Most employers carry workers’ compensation insurance, and it covers employees that receive injuries while on the job. Benefits often include wage replacement, medical care and disability compensation.
An injured worker must file a claim to receive these benefits, and there are certain requirements for doing so. Denials are not uncommon, and following the requirements helps with approval and when fighting a claim dispute.
Requirements for filing a claim
According to the New Jersey Department of Labor and Workforce Development, one of the requirements, when there is an injury, is to inform the employer soon after the accident. It does not have to be a written notice, but doing so may help a claimant’s case in the event of a denial.
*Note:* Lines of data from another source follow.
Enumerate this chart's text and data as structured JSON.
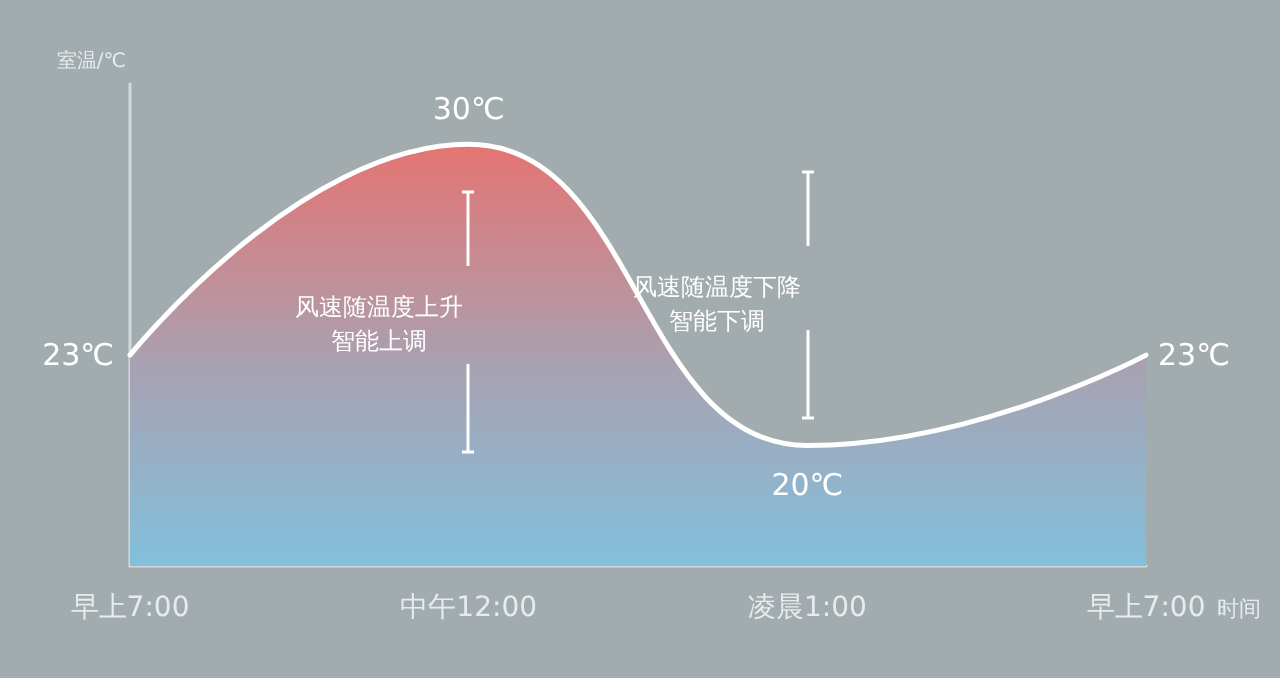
{
  "chart_data": {
    "type": "area",
    "xlabel": "时间",
    "ylabel": "室温/℃",
    "categories": [
      "早上7:00",
      "中午12:00",
      "凌晨1:00",
      "早上7:00"
    ],
    "series": [
      {
        "color": "#ffffff",
        "values": [
          23,
          30,
          20,
          23
        ],
        "value_labels": [
          "23℃",
          "30℃",
          "20℃",
          "23℃"
        ]
      }
    ],
    "ylim": [
      16,
      32
    ],
    "tick_labels": "x",
    "grid": false,
    "marker": "none",
    "line_style": "solid",
    "annotations": [
      "风速随温度上升智能上调",
      "风速随温度下降智能下调"
    ]
  }
}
After receiving the report, the employer must inform the insurance company about it, and they will evaluate the claim. There is also a deadline for the filing of the claim. The company will then issue an approval or denial of the claim.
Reasons for a denial
FindLaw discusses that not meeting reporting and filing deadlines are common reasons for denials. However, there are additional ones:
- There is insufficient evidence the injury occurred at work
- The injury occurred due to horseplay, self-infliction or substance use
- The worker did not receive medical care, or he or she did not use the provider named by the insurance carrier or employer
How to appeal a claim denial
If the insurance company denies the claim, or the employer disputes the claim, the injured worker must file an appeal within a stated time frame. The employee appears in front of a judge and states his or her case. This is the time the worker should present all relevant evidence, such as witness testimonies and medical documents.